RDC : la C64 reporte au 22 juillet sa marche après une invitation du président burundais Ndayishimiye

La Coalition Article 64 pour la défense de l’ordre constitutionnel (C64) a choisi de reporter sa marche initialement prévue le 8 juillet afin de participer à une initiative de médiation conduite par le président burundais Évariste Ndayishimiye, président en exercice de l’Union africaine. Dans un communiqué publié ce vendredi 3 juillet à Kinshasa, les cinq principales figures de la plateforme annoncent que la manifestation est reprogrammée au 22 juillet 2026.
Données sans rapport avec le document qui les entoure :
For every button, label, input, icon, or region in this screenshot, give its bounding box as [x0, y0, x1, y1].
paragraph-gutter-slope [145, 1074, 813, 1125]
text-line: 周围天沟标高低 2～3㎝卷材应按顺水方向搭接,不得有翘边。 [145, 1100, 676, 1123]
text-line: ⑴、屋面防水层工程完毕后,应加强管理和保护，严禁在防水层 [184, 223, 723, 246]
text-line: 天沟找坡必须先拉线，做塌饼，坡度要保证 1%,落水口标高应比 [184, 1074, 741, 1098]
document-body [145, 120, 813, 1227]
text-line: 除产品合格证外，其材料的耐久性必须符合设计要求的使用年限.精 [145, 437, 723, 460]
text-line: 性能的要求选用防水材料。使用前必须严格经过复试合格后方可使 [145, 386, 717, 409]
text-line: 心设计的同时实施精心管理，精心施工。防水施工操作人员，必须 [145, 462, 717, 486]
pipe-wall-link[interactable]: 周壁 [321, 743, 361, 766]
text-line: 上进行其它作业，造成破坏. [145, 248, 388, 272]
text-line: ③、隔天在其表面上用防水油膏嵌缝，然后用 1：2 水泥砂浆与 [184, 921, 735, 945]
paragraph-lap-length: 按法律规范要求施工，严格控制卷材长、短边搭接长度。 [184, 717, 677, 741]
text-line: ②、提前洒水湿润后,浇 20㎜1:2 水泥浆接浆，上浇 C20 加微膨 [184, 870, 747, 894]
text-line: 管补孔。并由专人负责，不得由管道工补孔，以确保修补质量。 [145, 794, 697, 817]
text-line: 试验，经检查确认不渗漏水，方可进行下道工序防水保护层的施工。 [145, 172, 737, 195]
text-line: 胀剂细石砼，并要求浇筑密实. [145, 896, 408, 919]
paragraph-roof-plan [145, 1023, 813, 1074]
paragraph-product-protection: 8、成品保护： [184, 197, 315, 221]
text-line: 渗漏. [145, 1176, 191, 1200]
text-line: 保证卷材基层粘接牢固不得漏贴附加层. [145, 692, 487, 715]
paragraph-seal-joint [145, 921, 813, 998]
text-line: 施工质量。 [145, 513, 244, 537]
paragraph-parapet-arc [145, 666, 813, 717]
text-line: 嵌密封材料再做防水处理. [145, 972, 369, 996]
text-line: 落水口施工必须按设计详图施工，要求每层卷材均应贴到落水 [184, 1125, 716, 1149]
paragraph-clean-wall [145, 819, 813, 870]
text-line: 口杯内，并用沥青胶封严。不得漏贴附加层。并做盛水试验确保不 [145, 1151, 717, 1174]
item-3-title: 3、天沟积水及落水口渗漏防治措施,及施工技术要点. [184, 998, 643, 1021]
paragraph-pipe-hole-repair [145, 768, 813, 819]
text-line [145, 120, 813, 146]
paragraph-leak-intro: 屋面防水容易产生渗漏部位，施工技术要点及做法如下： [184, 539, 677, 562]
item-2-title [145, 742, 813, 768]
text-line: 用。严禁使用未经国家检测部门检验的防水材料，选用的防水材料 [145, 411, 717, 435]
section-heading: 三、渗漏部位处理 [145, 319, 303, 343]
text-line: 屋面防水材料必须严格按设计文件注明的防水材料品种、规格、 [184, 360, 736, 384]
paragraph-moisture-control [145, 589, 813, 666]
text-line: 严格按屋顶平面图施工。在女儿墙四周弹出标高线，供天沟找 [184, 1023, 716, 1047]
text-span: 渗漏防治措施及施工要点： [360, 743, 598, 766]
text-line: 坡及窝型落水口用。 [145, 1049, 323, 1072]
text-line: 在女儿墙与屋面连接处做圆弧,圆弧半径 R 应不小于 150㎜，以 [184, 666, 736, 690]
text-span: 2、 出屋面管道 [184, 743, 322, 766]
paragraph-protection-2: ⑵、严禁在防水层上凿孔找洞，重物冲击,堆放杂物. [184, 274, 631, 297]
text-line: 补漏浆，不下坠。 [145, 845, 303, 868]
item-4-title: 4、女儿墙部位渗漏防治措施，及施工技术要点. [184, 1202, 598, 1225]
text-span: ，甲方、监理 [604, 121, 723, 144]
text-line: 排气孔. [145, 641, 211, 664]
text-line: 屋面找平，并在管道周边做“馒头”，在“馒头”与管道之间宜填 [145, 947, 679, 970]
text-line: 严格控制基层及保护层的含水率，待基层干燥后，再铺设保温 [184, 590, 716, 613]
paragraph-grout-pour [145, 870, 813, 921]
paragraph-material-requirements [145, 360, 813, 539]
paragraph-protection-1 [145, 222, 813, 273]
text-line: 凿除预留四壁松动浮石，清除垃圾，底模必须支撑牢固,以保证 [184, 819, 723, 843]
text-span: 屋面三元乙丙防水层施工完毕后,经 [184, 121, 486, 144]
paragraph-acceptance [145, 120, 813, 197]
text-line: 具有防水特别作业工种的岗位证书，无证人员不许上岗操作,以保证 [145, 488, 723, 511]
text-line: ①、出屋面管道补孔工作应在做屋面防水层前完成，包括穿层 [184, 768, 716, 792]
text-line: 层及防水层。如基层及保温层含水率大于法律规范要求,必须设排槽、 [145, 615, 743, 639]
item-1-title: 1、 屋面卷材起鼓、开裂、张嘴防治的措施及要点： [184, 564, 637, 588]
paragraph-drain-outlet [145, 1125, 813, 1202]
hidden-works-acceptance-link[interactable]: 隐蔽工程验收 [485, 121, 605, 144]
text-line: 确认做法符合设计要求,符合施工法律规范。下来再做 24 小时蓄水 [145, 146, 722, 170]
La coalition explique avoir reçu une invitation officielle du chef de l’État burundais pour des consultations consacrées à la situation politique, sécuritaire et institutionnelle de la République démocratique du Congo. Elle affirme avoir accepté cette démarche « dans un esprit de responsabilité », estimant qu’elle constitue une opportunité d’exposer ses préoccupations avant toute nouvelle mobilisation populaire.
Les dirigeants de la C64, notamment Martin Fayulu, Moïse Katumbi, Jean-Marc Kabund, Augustin Matata Ponyo et Delly Sesanga, indiquent qu’ils présenteront « avec clarté et fermeté » leur lecture de la situation du pays, ainsi que les risques qu’ils estiment peser sur la démocratie et l’ordre constitutionnel. Ils précisent toutefois que ce report ne signifie pas un abandon de leur mouvement de contestation.
En conséquence, la marche devant le Palais de la Nation est maintenue mais repoussée au 22 juillet. Les coordinations provinciales de la coalition ainsi que les Congolais de la diaspora sont appelés à organiser, le même jour, des manifestations pacifiques en soutien à cette mobilisation, dans le respect des législations en vigueur.
Créée autour de la défense de l’article 64 de la Constitution, la C64 rassemble plusieurs partis de l’opposition opposés à toute initiative qu’ils jugent contraire à l’ordre constitutionnel. Le report de cette manifestation traduit la volonté de la coalition de laisser une chance aux démarches diplomatiques régionales, tout en maintenant la pression politique sur les autorités congolaises.